- Origin: Skåne, Sweden
- Genres: Rock
- Years active: 2009-present
- Members: Andreas Centervall - Guitar Dennis Petersson - Vocals Emanuel Svensson - Bass Jimmy Fehrm - Vocals Mattias Breivald - Guitar Alexander Platon - Keyboard Jonas Andersson - Drums

= The Borderline Saints =

Rock band from Skåne, Sweden

The Borderline Saints is a rock band from Skåne, Sweden.

== Biography ==
The Borderline Saints is a rock band which was formed on January 1, 2009. The band released their debut album "F60-F69" in the spring of 2011. Their music is described as alternative power pop.

The band made it to the regional final of the Emergenza music festival contest. In the regional final of the competition, the band finished 4th. In 2010 the band teamed up with bands Artmade, Classified Drama and Zoma Cruz and went on toured the southern Sweden. The tour was called A.C.T.Z. Rock Tour. The band was signed by an independent record label, Ktown records. During the tour, the band played the Slagthuset in Malmö.

===Style===
The band are known for their "do it yourself"-attitude, having built their own in-house studio where they record, mix and master their music on their own. (Sonart studio) Guitarist AC started a label to release the music, Rockstar re:chords.

== Discography ==
For credits & lyrics goto theborderlinesaints.com/discography

Albums
- Anger Management (2013)
- F60-F69 (2011)
EPs
- Straitjackets & the usual medication (2012)
- Tear Down These Walls... (2010)

The EP "Tear down these walls" was a preview of the debut album "F60-F69", the latter being a 12-song strong album with a variety of styles. The songs and genres crossing from rock influenced by punk and heavy metal to softer pop and ballads.

"Straitjackets & the usual medication" saw the introduction of Platon on keyboards/piano which opened new doors for the band and widened their sound. The EP reaped some fine reviews (see reviews listed below) leaving audience and journalists craving for more.

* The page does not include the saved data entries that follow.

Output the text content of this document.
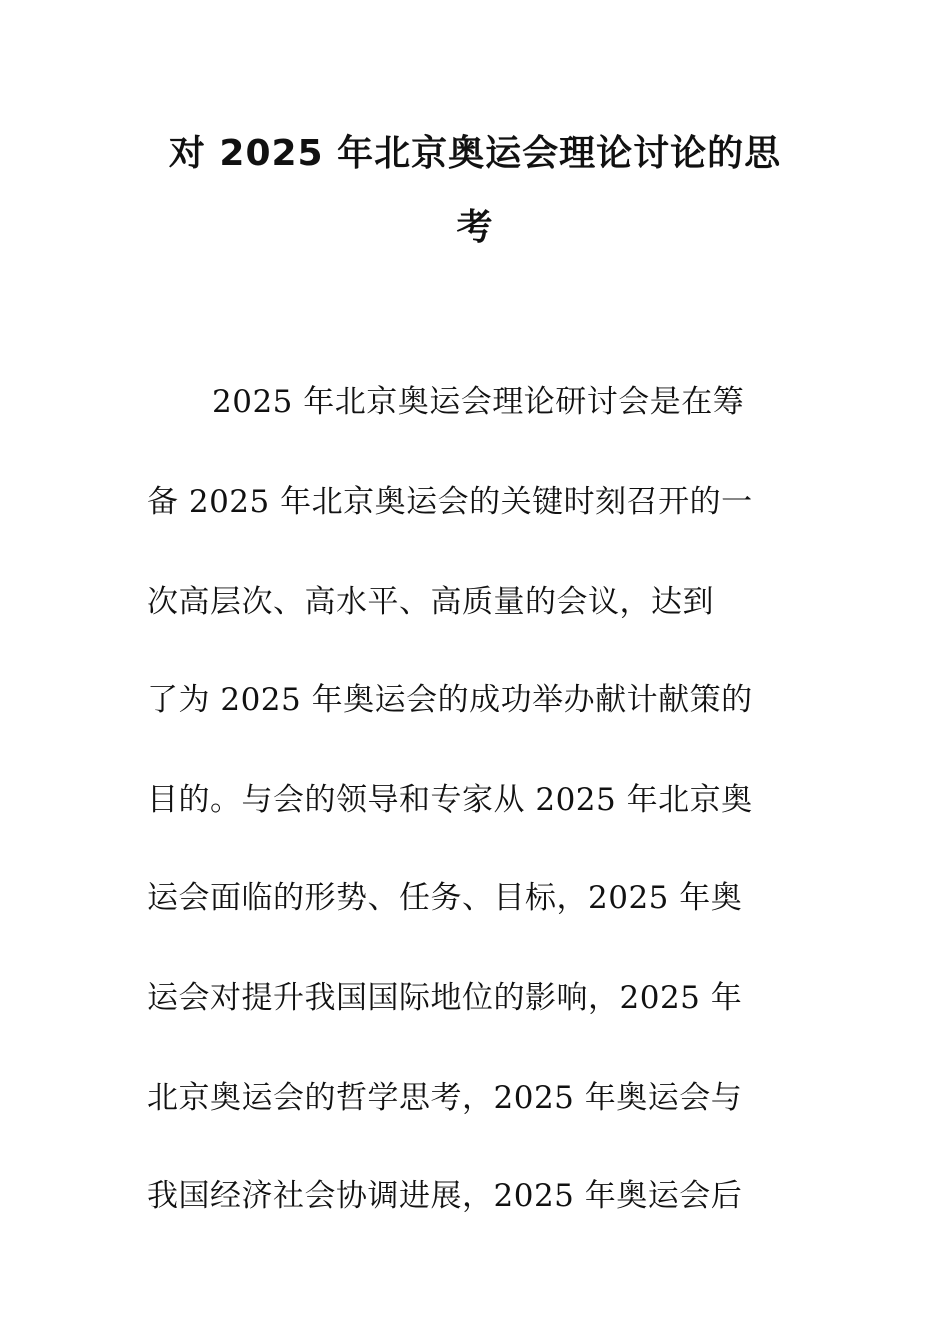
对 2025 年北京奥运会理论讨论的思
考
2025 年北京奥运会理论研讨会是在筹
备 2025 年北京奥运会的关键时刻召开的一
次高层次、高水平、高质量的会议，达到
了为 2025 年奥运会的成功举办献计献策的
目的。与会的领导和专家从 2025 年北京奥
运会面临的形势、任务、目标，2025 年奥
运会对提升我国国际地位的影响，2025 年
北京奥运会的哲学思考，2025 年奥运会与
我国经济社会协调进展，2025 年奥运会后
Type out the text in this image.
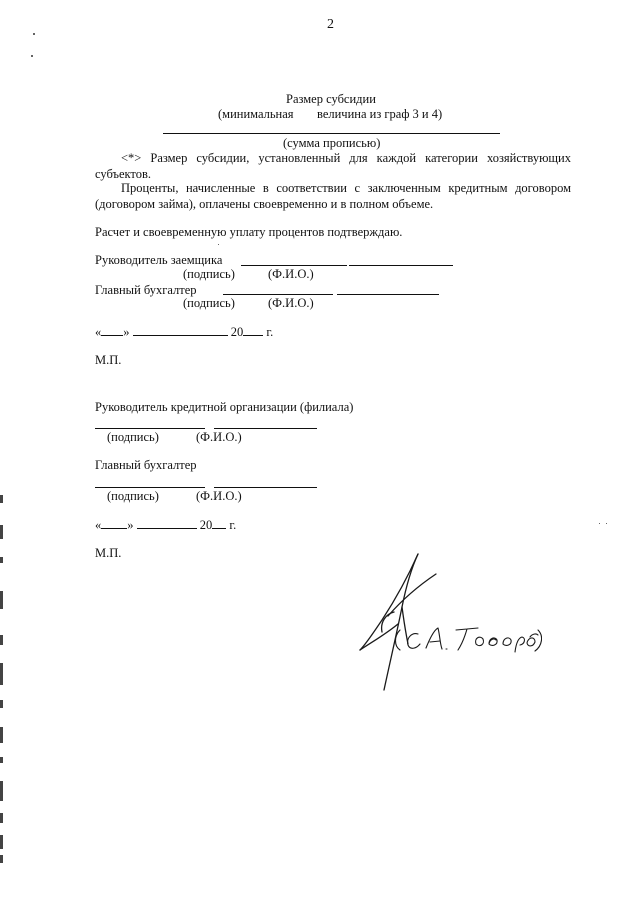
2
Размер субсидии
(минимальная величина из граф 3 и 4)
(сумма прописью)
<*> Размер субсидии, установленный для каждой категории хозяйствующих
субъектов.
Проценты, начисленные в соответствии с заключенным кредитным договором
(договором займа), оплачены своевременно и в полном объеме.
Расчет и своевременную уплату процентов подтверждаю.
Руководитель заемщика
(подпись)	(Ф.И.О.)
Главный бухгалтер
(подпись)	(Ф.И.О.)
« »	20 г.
М.П.
Руководитель кредитной организации (филиала)
(подпись)	(Ф.И.О.)
Главный бухгалтер
(подпись)	(Ф.И.О.)
« »	20 г.
М.П.
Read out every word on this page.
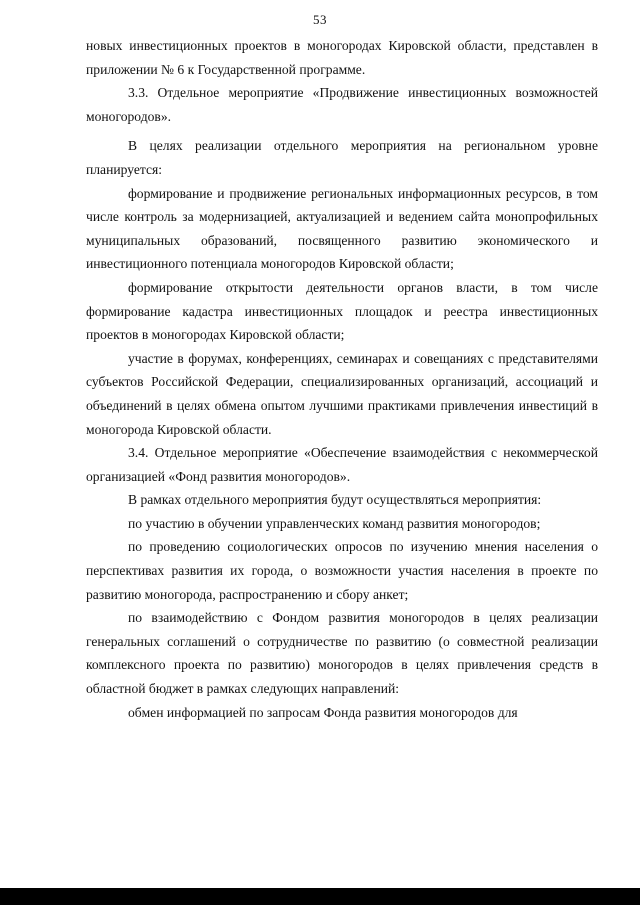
53

новых инвестиционных проектов в моногородах Кировской области, представлен в приложении № 6 к Государственной программе.

3.3. Отдельное мероприятие «Продвижение инвестиционных возможностей моногородов».

В целях реализации отдельного мероприятия на региональном уровне планируется:

формирование и продвижение региональных информационных ресурсов, в том числе контроль за модернизацией, актуализацией и ведением сайта монопрофильных муниципальных образований, посвященного развитию экономического и инвестиционного потенциала моногородов Кировской области;

формирование открытости деятельности органов власти, в том числе формирование кадастра инвестиционных площадок и реестра инвестиционных проектов в моногородах Кировской области;

участие в форумах, конференциях, семинарах и совещаниях с представителями субъектов Российской Федерации, специализированных организаций, ассоциаций и объединений в целях обмена опытом лучшими практиками привлечения инвестиций в моногорода Кировской области.

3.4. Отдельное мероприятие «Обеспечение взаимодействия с некоммерческой организацией «Фонд развития моногородов».

В рамках отдельного мероприятия будут осуществляться мероприятия:

по участию в обучении управленческих команд развития моногородов;

по проведению социологических опросов по изучению мнения населения о перспективах развития их города, о возможности участия населения в проекте по развитию моногорода, распространению и сбору анкет;

по взаимодействию с Фондом развития моногородов в целях реализации генеральных соглашений о сотрудничестве по развитию (о совместной реализации комплексного проекта по развитию) моногородов в целях привлечения средств в областной бюджет в рамках следующих направлений:

обмен информацией по запросам Фонда развития моногородов для
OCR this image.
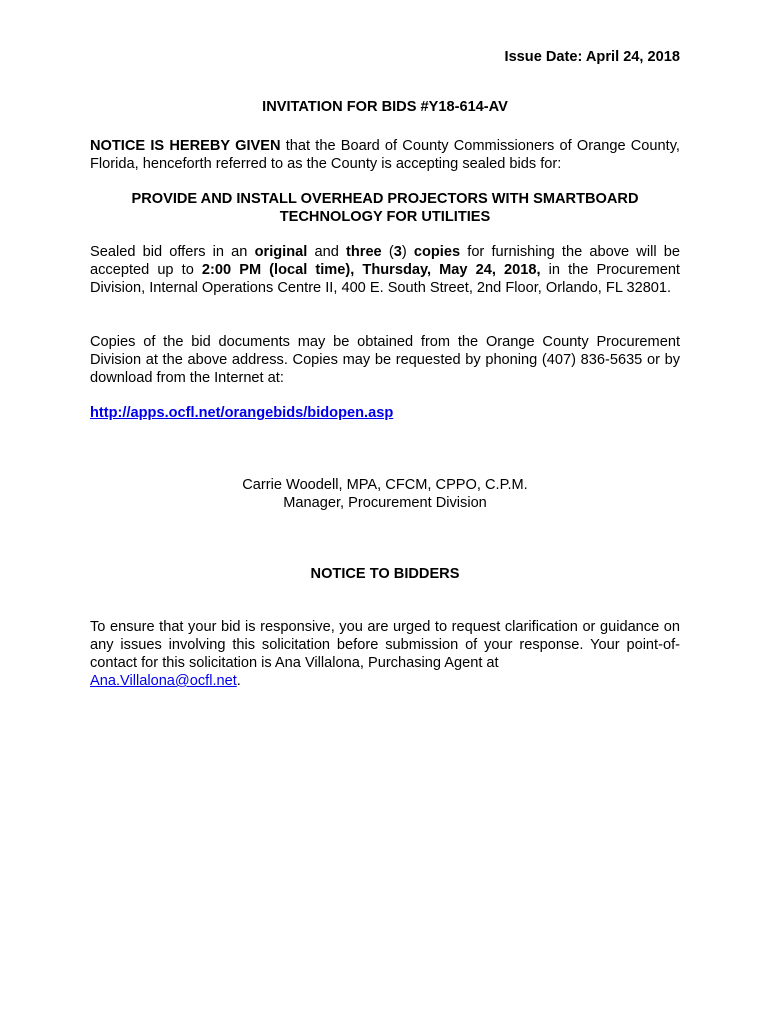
Issue Date: April 24, 2018

INVITATION FOR BIDS #Y18-614-AV

NOTICE IS HEREBY GIVEN that the Board of County Commissioners of Orange County, Florida, henceforth referred to as the County is accepting sealed bids for:

PROVIDE AND INSTALL OVERHEAD PROJECTORS WITH SMARTBOARD
TECHNOLOGY FOR UTILITIES

Sealed bid offers in an original and three (3) copies for furnishing the above will be accepted up to 2:00 PM (local time), Thursday, May 24, 2018, in the Procurement Division, Internal Operations Centre II, 400 E. South Street, 2nd Floor, Orlando, FL 32801.

Copies of the bid documents may be obtained from the Orange County Procurement Division at the above address. Copies may be requested by phoning (407) 836-5635 or by download from the Internet at:

http://apps.ocfl.net/orangebids/bidopen.asp

Carrie Woodell, MPA, CFCM, CPPO, C.P.M.
Manager, Procurement Division

NOTICE TO BIDDERS

To ensure that your bid is responsive, you are urged to request clarification or guidance on any issues involving this solicitation before submission of your response. Your point-of-contact for this solicitation is Ana Villalona, Purchasing Agent at
Ana.Villalona@ocfl.net.
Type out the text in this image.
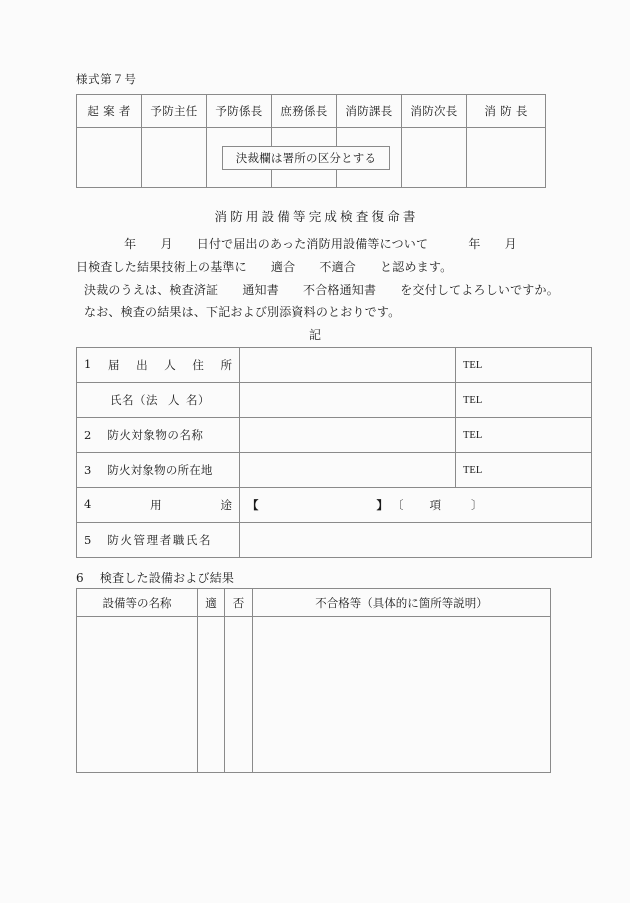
様式第７号
起 案 者	予防主任	予防係長	庶務係長	消防課長	消防次長	消 防 長

決裁欄は署所の区分とする
消防用設備等完成検査復命書
年      月      日付で届出のあった消防用設備等について          年      月
日検査した結果技術上の基準に      適合      不適合      と認めます。
決裁のうえは、検査済証      通知書      不合格通知書      を交付してよろしいですか。
なお、検査の結果は、下記および別添資料のとおりです。
記
1 届 出 人 住 所		TEL
氏名（法 人 名）		TEL
2 防火対象物の名称		TEL
3 防火対象物の所在地		TEL

4 用 途	【 】 〔 項 〕	

5 防火管理者職氏名		
6    検査した設備および結果
設備等の名称	適	否	不合格等（具体的に箇所等説明）
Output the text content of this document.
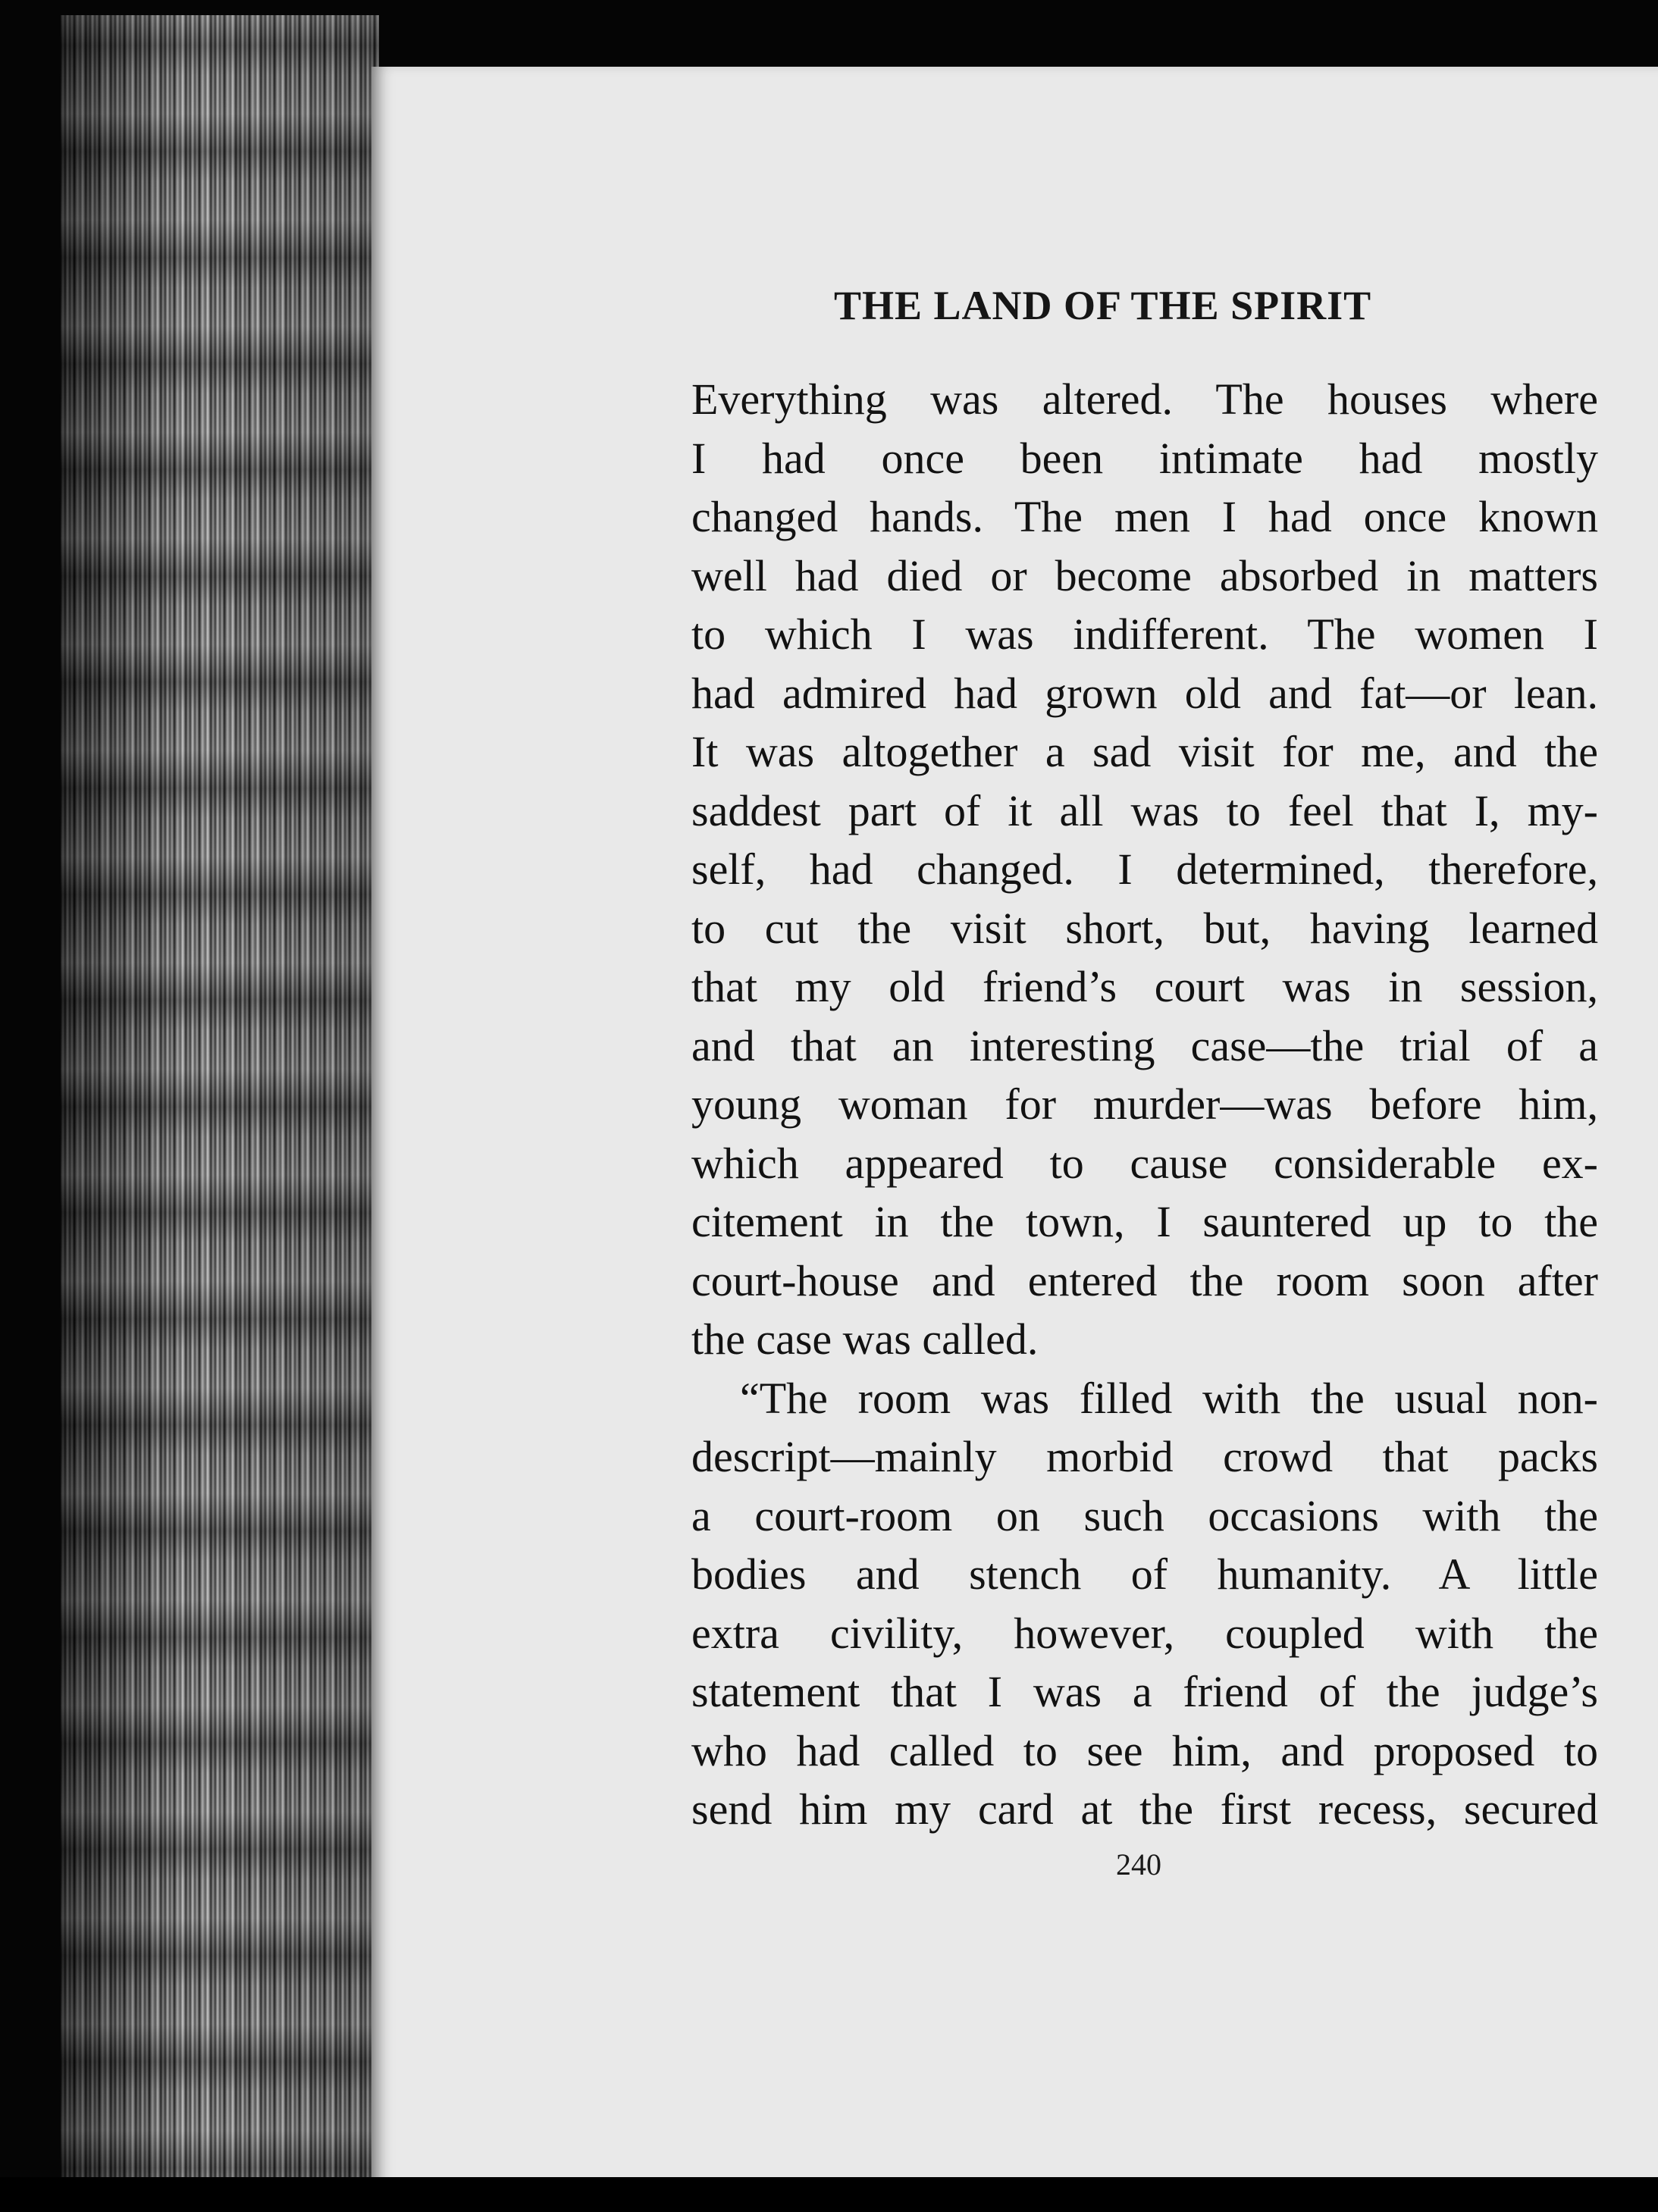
THE LAND OF THE SPIRIT
Everything was altered. The houses where
I had once been intimate had mostly
changed hands. The men I had once known
well had died or become absorbed in matters
to which I was indifferent. The women I
had admired had grown old and fat—or lean.
It was altogether a sad visit for me, and the
saddest part of it all was to feel that I, my-
self, had changed. I determined, therefore,
to cut the visit short, but, having learned
that my old friend’s court was in session,
and that an interesting case—the trial of a
young woman for murder—was before him,
which appeared to cause considerable ex-
citement in the town, I sauntered up to the
court-house and entered the room soon after
the case was called.
“The room was filled with the usual non-
descript—mainly morbid crowd that packs
a court-room on such occasions with the
bodies and stench of humanity. A little
extra civility, however, coupled with the
statement that I was a friend of the judge’s
who had called to see him, and proposed to
send him my card at the first recess, secured
240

Both "F60-F69" and "Straitjackets & the usual medication" was released on Spotify and iTunes.

== Collaborations ==
In 2012 The Borderline Saints teamed up with Danish electronic music producer Dishy and released dance versions of both "Cut by an angel" and "Cruel world" on Spotify and iTunes.

After the release of "Straitjackets & the usual medication" sign language artists Vega & Sofie made a trademark sign language music video for "Cheers".